Che cos’è il decreto milleproroghe 2011?

Il governo ha appena varato il decreto milleproroghe 2011. Ma di cosa si tratta?

di


Il decreto milleproroghe 2011 è stato appena varato dal governo, nel corso della riunione numero otto del Consiglio dei Ministri.

Lo ha reso noto il Ministro per l’Integrazione Andrea Riccardi.

Ma che cos’è il decreto milleproroghe? Si tratta di un termine che indica – nel gergo del giornalismo politico – un decreto legge che viene emanato dal Consiglio dei Ministri e che ha lo scopo di prorogare o risolvere situazioni urgenti, rimaste in sospeso e insolute con il normale iter parlamentare, entro la fine dell’anno in corso.

Teoricamente, dunque, si tratterebbe di un provvedimento d’urgenza: il decreto milleproroghe nasce nel 2005, durante il governo Berlusconi III, che ha fatto dello stato d’emergenza un cavallo di battaglia. Poi è stato replicato dal Prodi II (2006 e 2007) e dal Berlusconi IV (2008, 2009 e 2010). Insomma, uno strumento tecnicamente emergenziale è diventato prassi, come spesso accade in Italia.

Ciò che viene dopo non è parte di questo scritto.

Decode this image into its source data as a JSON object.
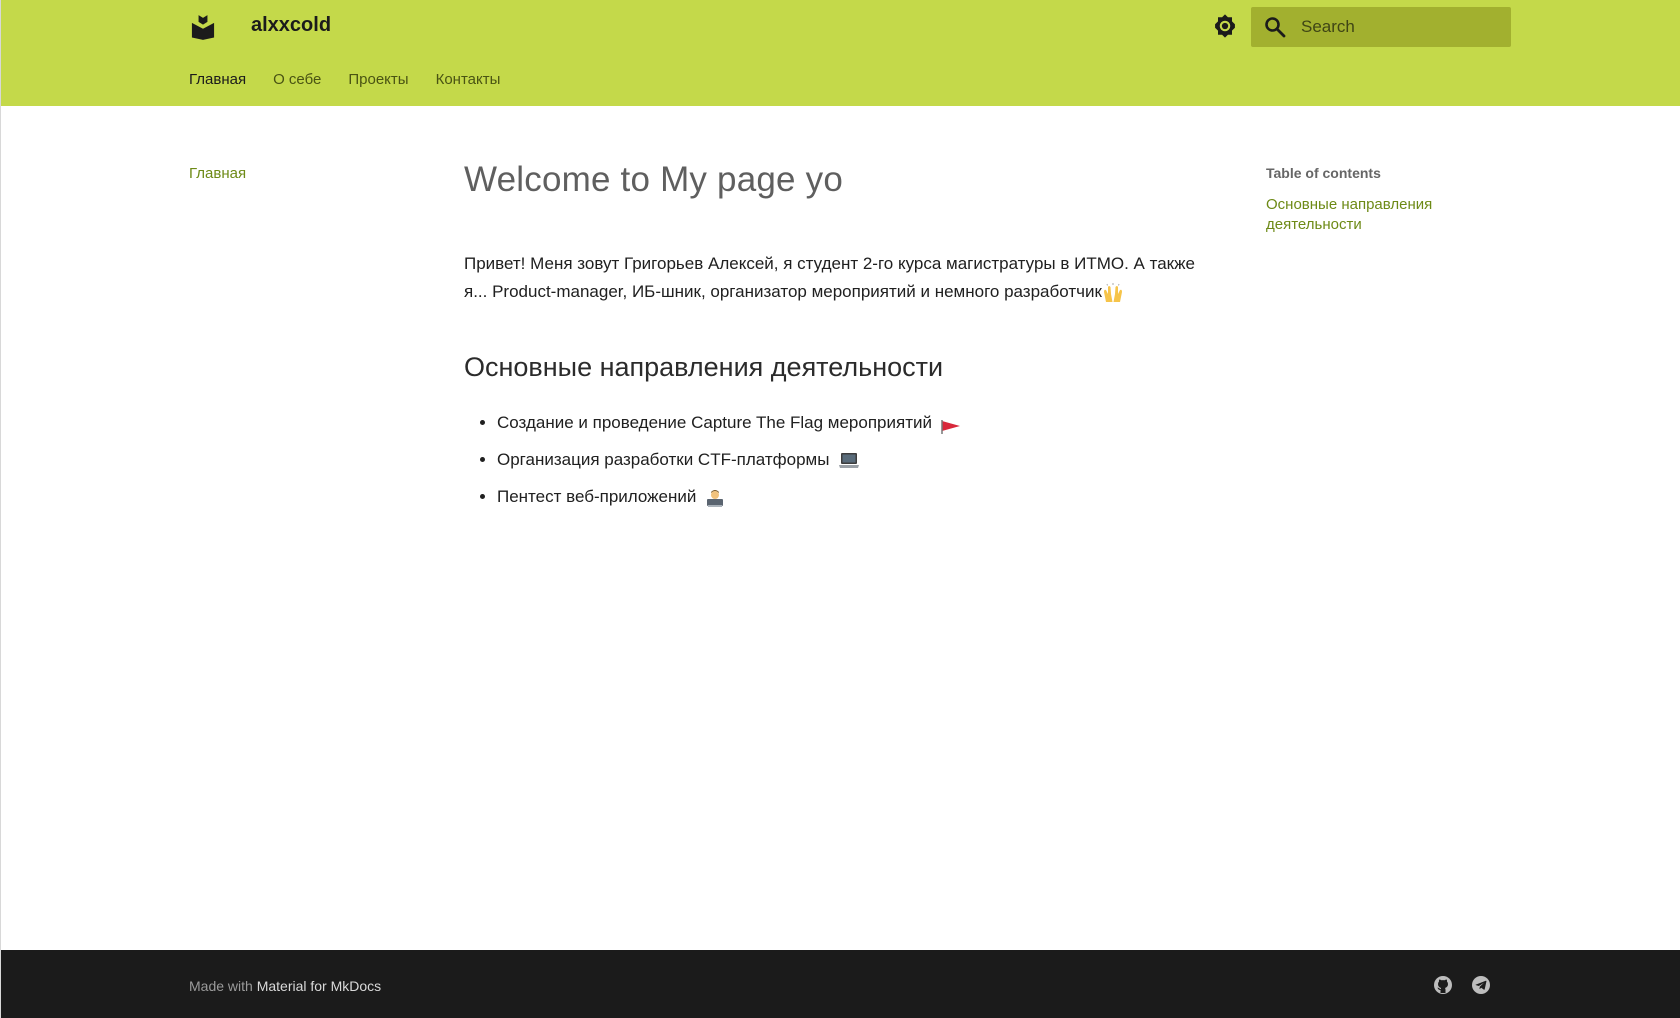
{
  "header": {
    "site_title": "alxxcold",
    "search_placeholder": "Search",
    "tabs": [
      {
        "label": "Главная",
        "active": true
      },
      {
        "label": "О себе",
        "active": false
      },
      {
        "label": "Проекты",
        "active": false
      },
      {
        "label": "Контакты",
        "active": false
      }
    ],
    "icons": {
      "logo": "book-icon",
      "theme": "brightness-icon",
      "search": "search-icon"
    }
  },
  "sidebar": {
    "items": [
      {
        "label": "Главная"
      }
    ]
  },
  "main": {
    "title": "Welcome to My page yo",
    "intro": "Привет! Меня зовут Григорьев Алексей, я студент 2-го курса магистратуры в ИТМО. А также я... Product-manager, ИБ-шник, организатор мероприятий и немного разработчик",
    "section_title": "Основные направления деятельности",
    "activities": [
      {
        "text": "Создание и проведение Capture The Flag мероприятий",
        "icon": "red-flag-icon"
      },
      {
        "text": "Организация разработки CTF-платформы",
        "icon": "laptop-icon"
      },
      {
        "text": "Пентест веб-приложений",
        "icon": "hacker-icon"
      }
    ]
  },
  "toc": {
    "title": "Table of contents",
    "links": [
      {
        "label": "Основные направления деятельности"
      }
    ]
  },
  "footer": {
    "made_with": "Made with",
    "link_text": "Material for MkDocs",
    "social": [
      "github-icon",
      "telegram-icon"
    ]
  },
  "colors": {
    "header_bg": "#c4d94a",
    "accent": "#6d8a16",
    "footer_bg": "#1b1b1b",
    "search_bg": "#a2b02f"
  }
}
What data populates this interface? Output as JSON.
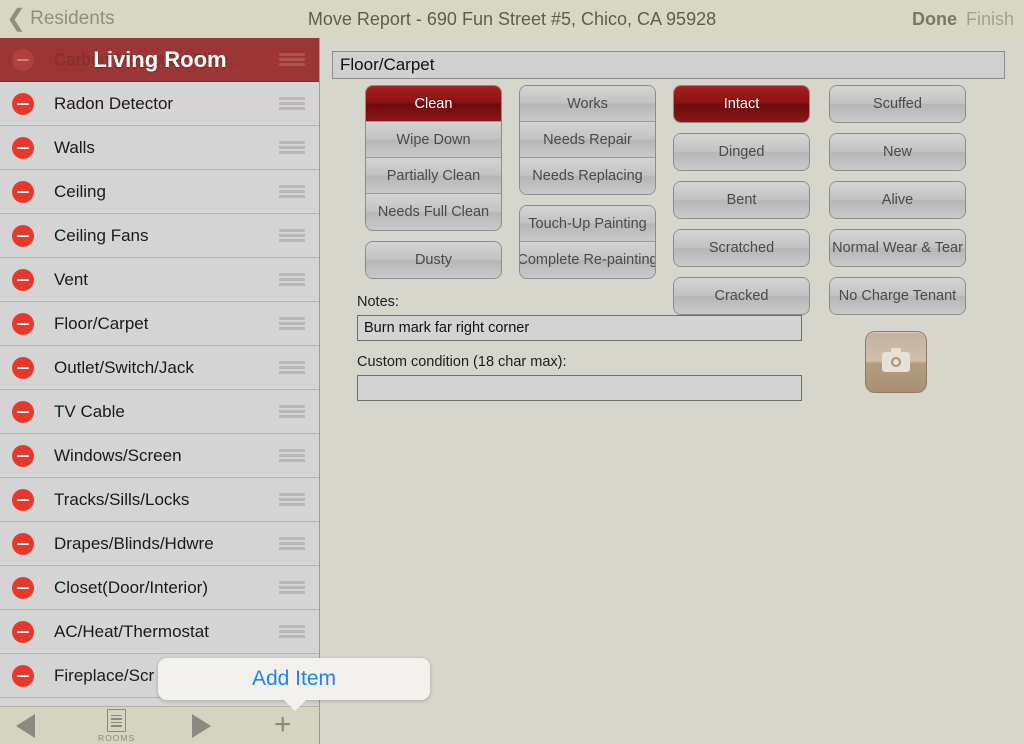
{
  "navbar": {
    "back_label": "Residents",
    "back_chevron": "chevron-left-icon",
    "title": "Move Report - 690 Fun Street #5, Chico, CA 95928",
    "done_label": "Done",
    "finish_label": "Finish"
  },
  "sidebar": {
    "room_overlay": "Living Room",
    "items": [
      {
        "label": "Carbon Monoxide Dete…",
        "selected": true
      },
      {
        "label": "Radon Detector",
        "selected": false
      },
      {
        "label": "Walls",
        "selected": false
      },
      {
        "label": "Ceiling",
        "selected": false
      },
      {
        "label": "Ceiling Fans",
        "selected": false
      },
      {
        "label": "Vent",
        "selected": false
      },
      {
        "label": "Floor/Carpet",
        "selected": false
      },
      {
        "label": "Outlet/Switch/Jack",
        "selected": false
      },
      {
        "label": "TV Cable",
        "selected": false
      },
      {
        "label": "Windows/Screen",
        "selected": false
      },
      {
        "label": "Tracks/Sills/Locks",
        "selected": false
      },
      {
        "label": "Drapes/Blinds/Hdwre",
        "selected": false
      },
      {
        "label": "Closet(Door/Interior)",
        "selected": false
      },
      {
        "label": "AC/Heat/Thermostat",
        "selected": false
      },
      {
        "label": "Fireplace/Scr",
        "selected": false
      }
    ]
  },
  "toolbar": {
    "prev_icon": "triangle-left-icon",
    "rooms_icon": "list-document-icon",
    "rooms_label": "ROOMS",
    "next_icon": "triangle-right-icon",
    "add_icon": "plus-icon"
  },
  "popover": {
    "label": "Add Item"
  },
  "main": {
    "item_title": "Floor/Carpet",
    "columns": [
      {
        "groups": [
          {
            "options": [
              {
                "label": "Clean",
                "selected": true
              },
              {
                "label": "Wipe Down",
                "selected": false
              },
              {
                "label": "Partially Clean",
                "selected": false
              },
              {
                "label": "Needs Full Clean",
                "selected": false
              }
            ]
          },
          {
            "options": [
              {
                "label": "Dusty",
                "selected": false
              }
            ]
          }
        ]
      },
      {
        "groups": [
          {
            "options": [
              {
                "label": "Works",
                "selected": false
              },
              {
                "label": "Needs Repair",
                "selected": false
              },
              {
                "label": "Needs Replacing",
                "selected": false
              }
            ]
          },
          {
            "options": [
              {
                "label": "Touch-Up Painting",
                "selected": false
              },
              {
                "label": "Complete Re-painting",
                "selected": false
              }
            ]
          }
        ]
      },
      {
        "groups": [
          {
            "options": [
              {
                "label": "Intact",
                "selected": true
              }
            ]
          },
          {
            "options": [
              {
                "label": "Dinged",
                "selected": false
              }
            ]
          },
          {
            "options": [
              {
                "label": "Bent",
                "selected": false
              }
            ]
          },
          {
            "options": [
              {
                "label": "Scratched",
                "selected": false
              }
            ]
          },
          {
            "options": [
              {
                "label": "Cracked",
                "selected": false
              }
            ]
          }
        ]
      },
      {
        "groups": [
          {
            "options": [
              {
                "label": "Scuffed",
                "selected": false
              }
            ]
          },
          {
            "options": [
              {
                "label": "New",
                "selected": false
              }
            ]
          },
          {
            "options": [
              {
                "label": "Alive",
                "selected": false
              }
            ]
          },
          {
            "options": [
              {
                "label": "Normal Wear & Tear",
                "selected": false
              }
            ]
          },
          {
            "options": [
              {
                "label": "No Charge Tenant",
                "selected": false
              }
            ]
          }
        ]
      }
    ],
    "notes_label": "Notes:",
    "notes_value": "Burn mark far right corner",
    "custom_label": "Custom condition (18 char max):",
    "custom_value": "",
    "camera_icon": "camera-icon"
  },
  "colors": {
    "navbar_bg": "#d8d7c4",
    "content_bg": "#d6d6cc",
    "sidebar_bg": "#d4d4d4",
    "selected_row": "#9c3636",
    "selected_button": "#8e1313",
    "delete_red": "#e8382b",
    "link_blue": "#1f82f5"
  }
}
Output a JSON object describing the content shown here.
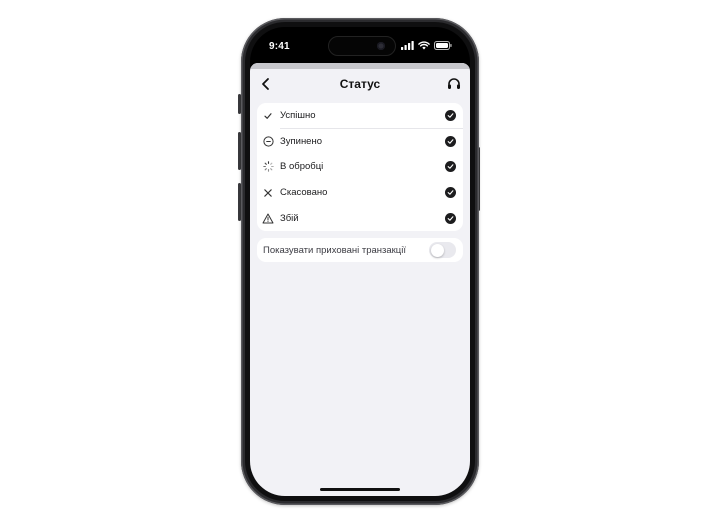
{
  "statusbar": {
    "time": "9:41"
  },
  "nav": {
    "title": "Статус",
    "back_icon": "chevron-left-icon",
    "support_icon": "headset-icon"
  },
  "statuses": [
    {
      "label": "Успішно",
      "icon": "checkmark-icon",
      "selected": true
    },
    {
      "label": "Зупинено",
      "icon": "minus-circle-icon",
      "selected": true
    },
    {
      "label": "В обробці",
      "icon": "spinner-icon",
      "selected": true
    },
    {
      "label": "Скасовано",
      "icon": "cross-icon",
      "selected": true
    },
    {
      "label": "Збій",
      "icon": "warning-triangle-icon",
      "selected": true
    }
  ],
  "hidden_toggle": {
    "label": "Показувати приховані транзакції",
    "on": false
  },
  "colors": {
    "sheet_background": "#f2f2f6",
    "card_background": "#ffffff",
    "check_fill": "#1c1c1e",
    "toggle_off": "#e9e9ee"
  }
}
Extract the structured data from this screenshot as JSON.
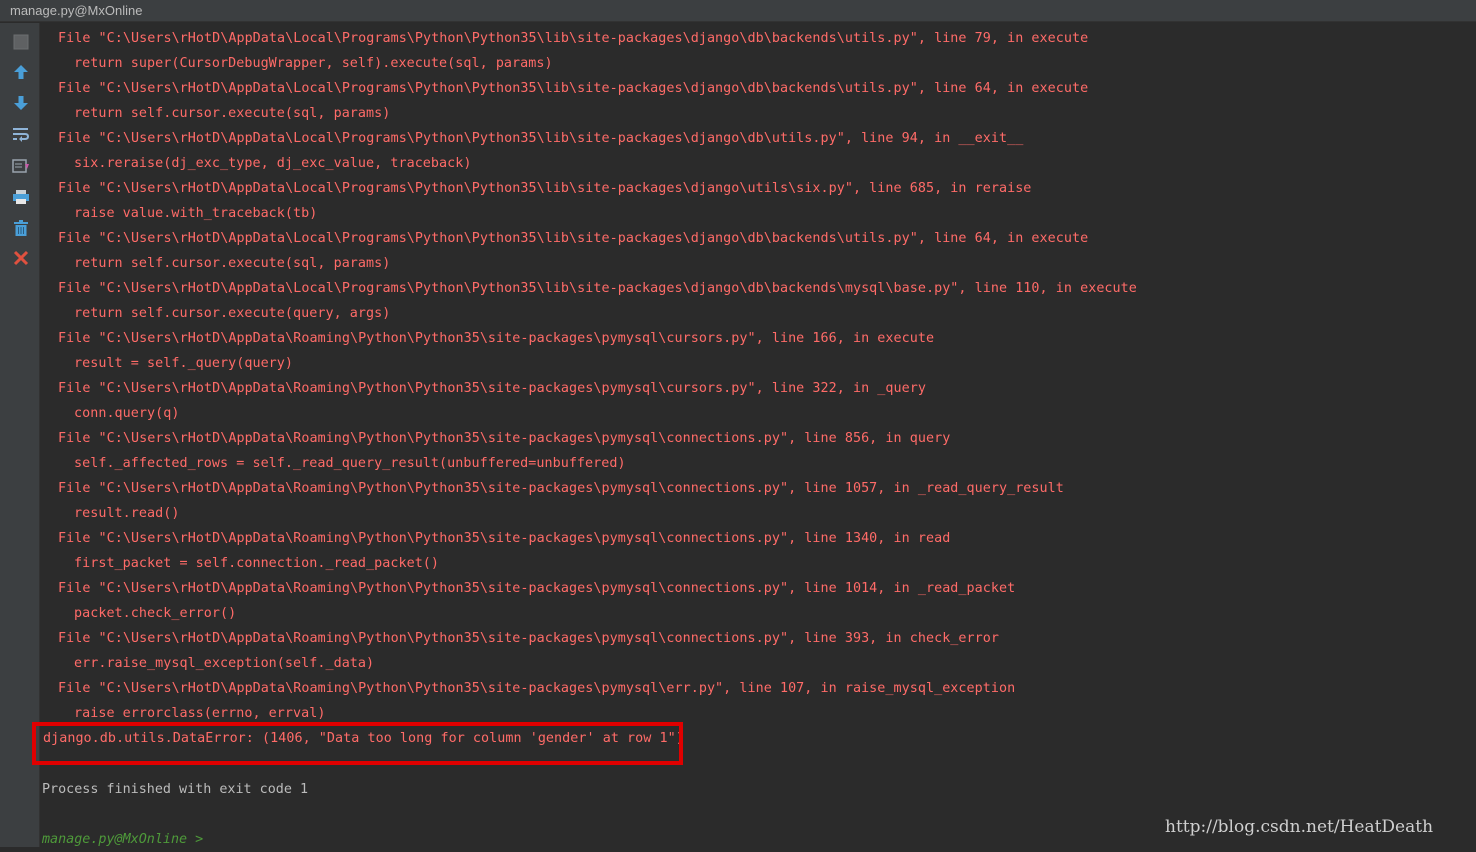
{
  "window": {
    "title": "manage.py@MxOnline"
  },
  "toolbar": {
    "icons": [
      "stop-icon",
      "arrow-up-icon",
      "arrow-down-icon",
      "soft-wrap-icon",
      "scroll-to-end-icon",
      "print-icon",
      "trash-icon",
      "close-icon"
    ]
  },
  "console": {
    "traceback": [
      {
        "file": "File \"C:\\Users\\rHotD\\AppData\\Local\\Programs\\Python\\Python35\\lib\\site-packages\\django\\db\\backends\\utils.py\", line 79, in execute",
        "code": "return super(CursorDebugWrapper, self).execute(sql, params)"
      },
      {
        "file": "File \"C:\\Users\\rHotD\\AppData\\Local\\Programs\\Python\\Python35\\lib\\site-packages\\django\\db\\backends\\utils.py\", line 64, in execute",
        "code": "return self.cursor.execute(sql, params)"
      },
      {
        "file": "File \"C:\\Users\\rHotD\\AppData\\Local\\Programs\\Python\\Python35\\lib\\site-packages\\django\\db\\utils.py\", line 94, in __exit__",
        "code": "six.reraise(dj_exc_type, dj_exc_value, traceback)"
      },
      {
        "file": "File \"C:\\Users\\rHotD\\AppData\\Local\\Programs\\Python\\Python35\\lib\\site-packages\\django\\utils\\six.py\", line 685, in reraise",
        "code": "raise value.with_traceback(tb)"
      },
      {
        "file": "File \"C:\\Users\\rHotD\\AppData\\Local\\Programs\\Python\\Python35\\lib\\site-packages\\django\\db\\backends\\utils.py\", line 64, in execute",
        "code": "return self.cursor.execute(sql, params)"
      },
      {
        "file": "File \"C:\\Users\\rHotD\\AppData\\Local\\Programs\\Python\\Python35\\lib\\site-packages\\django\\db\\backends\\mysql\\base.py\", line 110, in execute",
        "code": "return self.cursor.execute(query, args)"
      },
      {
        "file": "File \"C:\\Users\\rHotD\\AppData\\Roaming\\Python\\Python35\\site-packages\\pymysql\\cursors.py\", line 166, in execute",
        "code": "result = self._query(query)"
      },
      {
        "file": "File \"C:\\Users\\rHotD\\AppData\\Roaming\\Python\\Python35\\site-packages\\pymysql\\cursors.py\", line 322, in _query",
        "code": "conn.query(q)"
      },
      {
        "file": "File \"C:\\Users\\rHotD\\AppData\\Roaming\\Python\\Python35\\site-packages\\pymysql\\connections.py\", line 856, in query",
        "code": "self._affected_rows = self._read_query_result(unbuffered=unbuffered)"
      },
      {
        "file": "File \"C:\\Users\\rHotD\\AppData\\Roaming\\Python\\Python35\\site-packages\\pymysql\\connections.py\", line 1057, in _read_query_result",
        "code": "result.read()"
      },
      {
        "file": "File \"C:\\Users\\rHotD\\AppData\\Roaming\\Python\\Python35\\site-packages\\pymysql\\connections.py\", line 1340, in read",
        "code": "first_packet = self.connection._read_packet()"
      },
      {
        "file": "File \"C:\\Users\\rHotD\\AppData\\Roaming\\Python\\Python35\\site-packages\\pymysql\\connections.py\", line 1014, in _read_packet",
        "code": "packet.check_error()"
      },
      {
        "file": "File \"C:\\Users\\rHotD\\AppData\\Roaming\\Python\\Python35\\site-packages\\pymysql\\connections.py\", line 393, in check_error",
        "code": "err.raise_mysql_exception(self._data)"
      },
      {
        "file": "File \"C:\\Users\\rHotD\\AppData\\Roaming\\Python\\Python35\\site-packages\\pymysql\\err.py\", line 107, in raise_mysql_exception",
        "code": "raise errorclass(errno, errval)"
      }
    ],
    "error": "django.db.utils.DataError: (1406, \"Data too long for column 'gender' at row 1\")",
    "process": "Process finished with exit code 1",
    "prompt": "manage.py@MxOnline > "
  },
  "watermark": "http://blog.csdn.net/HeatDeath",
  "colors": {
    "background": "#2b2b2b",
    "error_text": "#ff6b68",
    "normal_text": "#bbbbbb",
    "prompt_text": "#4e9a3a",
    "highlight_border": "#e00000"
  }
}
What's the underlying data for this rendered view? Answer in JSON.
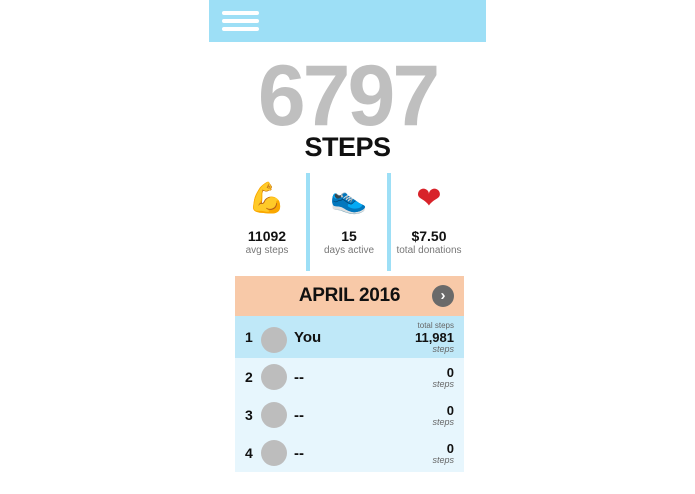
{
  "header": {
    "menu_icon": "hamburger-menu-icon",
    "color": "#9ddff6"
  },
  "summary": {
    "count": "6797",
    "label": "STEPS"
  },
  "stats": [
    {
      "icon": "flexed-biceps-icon",
      "emoji": "💪",
      "value": "11092",
      "caption": "avg steps"
    },
    {
      "icon": "sneaker-icon",
      "emoji": "👟",
      "value": "15",
      "caption": "days active"
    },
    {
      "icon": "red-heart-icon",
      "emoji": "❤",
      "value": "$7.50",
      "caption": "total donations"
    }
  ],
  "leaderboard": {
    "month": "APRIL 2016",
    "next_icon": "chevron-right-icon",
    "next_glyph": "›",
    "rows": [
      {
        "rank": "1",
        "name": "You",
        "header": "total steps",
        "steps": "11,981",
        "unit": "steps"
      },
      {
        "rank": "2",
        "name": "--",
        "steps": "0",
        "unit": "steps"
      },
      {
        "rank": "3",
        "name": "--",
        "steps": "0",
        "unit": "steps"
      },
      {
        "rank": "4",
        "name": "--",
        "steps": "0",
        "unit": "steps"
      }
    ]
  },
  "colors": {
    "accent": "#9ddff6",
    "month_header": "#f8c9a8",
    "row_self": "#bfe8f8",
    "row": "#e7f6fd",
    "big_number": "#bfbfbf"
  }
}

Negli anni, il milleproroghe è stato utilizzato anche per questioni sostanziali ed è stato spesso oggetto di battaglia politica in parlamento, anche perché si tratta, di fatto, di un decreto-calderone che contiene disposizioni per ogni sorta di questioni ed ambiti. Anche il governo Monti ne ha fatto uso, dunque. Ma questa volta, secondo Riccardi, il decreto dovrebbe chiamarsi Poche proroghe. Il ministro, infatti, ha spiegato, al termine della riunione del CdM, durata oltre 4 ore:

«E’ stata una riunione seria e complessa con l’intenzione di evitare proroghe infinite. Il Consiglio è durato tanto perchè abbiamo guardato dentro i provvedimenti».

Per verificare le dichiarazioni del ministro non resta che verificare il testo del decreto, che verrà reso noto a breve. Senza dimenticare che, come tutti i decreti legge, dovrà passare attraverso il Parlamento e i suoi emendamenti.